Следующее — малый постриг, инокиня. Потом уже как бы последний постриг — монахиня. Тут дают много обетов перед Богом, отказываются от семьи.
— Для чего нужны такие ограничения?
— Чтобы узким путём войти в Царство Небесное. В миру это сделать очень трудно, там слишком много соблазнов.
— Значит, вы лишены радостей жизни?
— Нет, радости жизни есть — от молитвы. Но это переход на совсем другой уровень.
— Вы тяжело привыкали к жёсткому монастырскому уставу?
— Мне воспитание помогло. Я росла в семье верующих. Хотя была земным человеком, даже замужем была. Но когда пришла сюда и дала обеты, то очень легко оказалась в своей среде. Иногда мне хочется, скажем, увидеть какую-то свою родственницу или подругу, но желание быстро исчезает.
— Вы его отметаете?
— Стараюсь.
— А если приходят к вам, не отказываетесь встретиться?
— Нет, конечно.
— Что вы читаете?
— В основном святоотеческую литературу. И всё время разговариваю. Не обязательно с диктофоном, как сейчас. Люди приходят со своими бедами, спрашивают, как им быть.
БЛИЖЕ К БОГУ
Посетителей у игумении Серафимы всегда было много. Она выходила к ним в скромную приёмную — маленькая, сухонькая, с улыбчивым лицом и ясными, проницательными глазами. Её не интересовали рассказы об открытиях в химии или последних спектаклях. А вот человеческие судьбы глубоко волновали. Иногда появлялись неверующие подруги из института.
— Что мешает им прийти к Богу? — спросила я матушку.
— Люди, которые, как я, прожили всю жизнь, мало думали о вере. Государство старалось, чтобы мы не верили в Бога. Была же революция, антирелигиозная пропаганда. Некоторые не знают, что такое молитва, не могут отличить Иисуса Христа от Божией Матери. Когда я стояла за свечным ящиком и отвечала на вопросы, иногда раздражалась. А потом шла и просила прощения, потому что понимала: не они виноваты, а виновата вся жизнь.
— Кто ваши друзья?
— Их у меня почти нету.
— Разве это правильно?
— До какой-то степени правильно. Не могу сказать, что я живу одна в четырёх стенах. Меня окружают люди, которые ближе к Богу.
— А кто были ваши друзья прежде?
— Очень интеллигентные люди, Наверное, потому что я из такой семьи. Наш род Чичаговых высокого дворянского происхождения. И гены остаются.
До небесных высот поднялся этот род. Преподобный Серафим Саровский прославил своего описателя — священномученика Серафима (Чичагова). И благословил его потомство, ставшее Серафимовой династией.

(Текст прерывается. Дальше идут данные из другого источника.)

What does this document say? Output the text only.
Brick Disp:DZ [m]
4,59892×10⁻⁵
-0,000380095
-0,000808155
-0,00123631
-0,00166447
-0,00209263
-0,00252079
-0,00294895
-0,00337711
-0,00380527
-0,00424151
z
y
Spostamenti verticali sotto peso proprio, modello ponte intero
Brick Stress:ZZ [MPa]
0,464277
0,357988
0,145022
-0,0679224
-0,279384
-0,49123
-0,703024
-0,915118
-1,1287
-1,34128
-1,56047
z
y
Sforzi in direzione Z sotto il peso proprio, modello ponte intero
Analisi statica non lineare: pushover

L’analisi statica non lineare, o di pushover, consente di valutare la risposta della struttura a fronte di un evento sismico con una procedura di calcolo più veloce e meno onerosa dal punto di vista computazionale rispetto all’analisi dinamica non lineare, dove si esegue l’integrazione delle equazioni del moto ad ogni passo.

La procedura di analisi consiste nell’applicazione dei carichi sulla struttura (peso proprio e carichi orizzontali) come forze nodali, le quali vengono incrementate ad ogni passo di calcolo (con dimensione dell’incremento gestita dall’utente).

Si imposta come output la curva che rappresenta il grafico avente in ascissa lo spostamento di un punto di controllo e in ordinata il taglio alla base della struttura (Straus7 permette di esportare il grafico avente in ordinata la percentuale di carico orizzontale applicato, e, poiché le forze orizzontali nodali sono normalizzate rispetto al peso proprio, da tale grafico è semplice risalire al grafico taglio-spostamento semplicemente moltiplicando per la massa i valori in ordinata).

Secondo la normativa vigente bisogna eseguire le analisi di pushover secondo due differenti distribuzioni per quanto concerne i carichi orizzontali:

На прощание матушка игумения пожелала мне не здоровья, не творческих успехов, а всегда ходить в храм:
— Особенно по воскресеньям.
Игумения Серафима преставилась к Господу через полтора года после этой беседы — 16 декабря 1999 года. Ей было восемьдесят пять лет. Похоронили матушку-строительницу в монастыре.